Un consultant auprès d'entreprises de médias chinoises en Afrique a déclaré que StarTimes essayait d'éviter une répétition de ce qui est arrivé à des entreprises comme TikTok ou Huawei, dont le caractère ouvertement chinois a fait l'objet d'un examen minutieux en Occident.
L'étude de M. Lewis sur les articles de presse de 2015 à 2019 renforce ce point de vue, en notant que la plupart des articles mentionnant StarTimes ne font pas référence à la Chine ou aux relations sino-africaines. L'entreprise semble veiller à ne pas mettre ouvertement en avant ses racines chinoises.
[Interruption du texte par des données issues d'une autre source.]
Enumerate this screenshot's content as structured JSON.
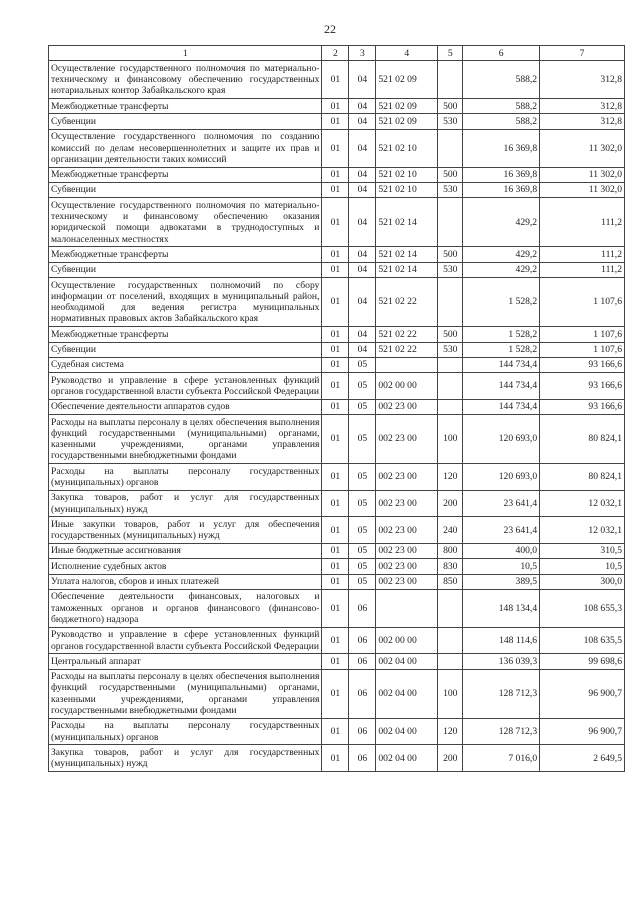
{
  "page_number": "22",
  "header": [
    "1",
    "2",
    "3",
    "4",
    "5",
    "6",
    "7"
  ],
  "rows": [
    [
      "Осуществление государственного полномочия по материально-техническому и финансовому обеспечению государственных нотариальных контор Забайкальского края",
      "01",
      "04",
      "521 02 09",
      "",
      "588,2",
      "312,8"
    ],
    [
      "Межбюджетные трансферты",
      "01",
      "04",
      "521 02 09",
      "500",
      "588,2",
      "312,8"
    ],
    [
      "Субвенции",
      "01",
      "04",
      "521 02 09",
      "530",
      "588,2",
      "312,8"
    ],
    [
      "Осуществление государственного полномочия по созданию комиссий по делам несовершеннолетних и защите их прав и организации деятельности таких комиссий",
      "01",
      "04",
      "521 02 10",
      "",
      "16 369,8",
      "11 302,0"
    ],
    [
      "Межбюджетные трансферты",
      "01",
      "04",
      "521 02 10",
      "500",
      "16 369,8",
      "11 302,0"
    ],
    [
      "Субвенции",
      "01",
      "04",
      "521 02 10",
      "530",
      "16 369,8",
      "11 302,0"
    ],
    [
      "Осуществление государственного полномочия по материально-техническому и финансовому обеспечению оказания юридической помощи адвокатами в труднодоступных и малонаселенных местностях",
      "01",
      "04",
      "521 02 14",
      "",
      "429,2",
      "111,2"
    ],
    [
      "Межбюджетные трансферты",
      "01",
      "04",
      "521 02 14",
      "500",
      "429,2",
      "111,2"
    ],
    [
      "Субвенции",
      "01",
      "04",
      "521 02 14",
      "530",
      "429,2",
      "111,2"
    ],
    [
      "Осуществление государственных полномочий по сбору информации от поселений, входящих в муниципальный район, необходимой для ведения регистра муниципальных нормативных правовых актов Забайкальского края",
      "01",
      "04",
      "521 02 22",
      "",
      "1 528,2",
      "1 107,6"
    ],
    [
      "Межбюджетные трансферты",
      "01",
      "04",
      "521 02 22",
      "500",
      "1 528,2",
      "1 107,6"
    ],
    [
      "Субвенции",
      "01",
      "04",
      "521 02 22",
      "530",
      "1 528,2",
      "1 107,6"
    ],
    [
      "Судебная система",
      "01",
      "05",
      "",
      "",
      "144 734,4",
      "93 166,6"
    ],
    [
      "Руководство и управление в сфере установленных функций органов государственной власти субъекта Российской Федерации",
      "01",
      "05",
      "002 00 00",
      "",
      "144 734,4",
      "93 166,6"
    ],
    [
      "Обеспечение деятельности аппаратов судов",
      "01",
      "05",
      "002 23 00",
      "",
      "144 734,4",
      "93 166,6"
    ],
    [
      "Расходы на выплаты персоналу в целях обеспечения выполнения функций государственными (муниципальными) органами, казенными учреждениями, органами управления государственными внебюджетными фондами",
      "01",
      "05",
      "002 23 00",
      "100",
      "120 693,0",
      "80 824,1"
    ],
    [
      "Расходы на выплаты персоналу государственных (муниципальных) органов",
      "01",
      "05",
      "002 23 00",
      "120",
      "120 693,0",
      "80 824,1"
    ],
    [
      "Закупка товаров, работ и услуг для государственных (муниципальных) нужд",
      "01",
      "05",
      "002 23 00",
      "200",
      "23 641,4",
      "12 032,1"
    ],
    [
      "Иные закупки товаров, работ и услуг для обеспечения государственных (муниципальных) нужд",
      "01",
      "05",
      "002 23 00",
      "240",
      "23 641,4",
      "12 032,1"
    ],
    [
      "Иные бюджетные ассигнования",
      "01",
      "05",
      "002 23 00",
      "800",
      "400,0",
      "310,5"
    ],
    [
      "Исполнение судебных актов",
      "01",
      "05",
      "002 23 00",
      "830",
      "10,5",
      "10,5"
    ],
    [
      "Уплата налогов, сборов и иных платежей",
      "01",
      "05",
      "002 23 00",
      "850",
      "389,5",
      "300,0"
    ],
    [
      "Обеспечение деятельности финансовых, налоговых и таможенных органов и органов финансового (финансово-бюджетного) надзора",
      "01",
      "06",
      "",
      "",
      "148 134,4",
      "108 655,3"
    ],
    [
      "Руководство и управление в сфере установленных функций органов государственной власти субъекта Российской Федерации",
      "01",
      "06",
      "002 00 00",
      "",
      "148 114,6",
      "108 635,5"
    ],
    [
      "Центральный аппарат",
      "01",
      "06",
      "002 04 00",
      "",
      "136 039,3",
      "99 698,6"
    ],
    [
      "Расходы на выплаты персоналу в целях обеспечения выполнения функций государственными (муниципальными) органами, казенными учреждениями, органами управления государственными внебюджетными фондами",
      "01",
      "06",
      "002 04 00",
      "100",
      "128 712,3",
      "96 900,7"
    ],
    [
      "Расходы на выплаты персоналу государственных (муниципальных) органов",
      "01",
      "06",
      "002 04 00",
      "120",
      "128 712,3",
      "96 900,7"
    ],
    [
      "Закупка товаров, работ и услуг для государственных (муниципальных) нужд",
      "01",
      "06",
      "002 04 00",
      "200",
      "7 016,0",
      "2 649,5"
    ]
  ]
}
De la conversation à la note de bas de page
StarTimes, en tant qu'entreprise privée, a connu un succès considérable au fil des ans, et le « projet 10 000 villages » l'a propulsée à un nouveau niveau de notoriété.
Cependant, alors que Pékin accueille un nouveau FOCAC, l'effet de renforcement de l'image du projet que la Chine espérait ne s'est pas concrétisé.
« Le gouvernement a tenté de rééquilibrer le flux d'informations afin de présenter la Chine sous un jour favorable, mais cela ne s'est pas concrétisé », a déclaré M. Madrid-Morales. « Les sommes investies dans ce projet n'ont pas vraiment profité au gouvernement chinois.
De nombreux villageois avec lesquels la BBC s'est entretenue étaient surtout préoccupés par le contenu et les coûts. Aussi rouillé que plusieurs des antennes paraboliques elles-mêmes, le projet, qui faisait autrefois parler de lui, a apparemment été relégué à une note de bas de page dans le cadre de l'action de la Chine en faveur de la puissance douce.
« Oui, nous savons que cela vient de Chine, mais cela ne fait aucune différence si personne ne l'utilise », a déclaré Mme Chepkemoi, qui a résilié son abonnement à StarTimes.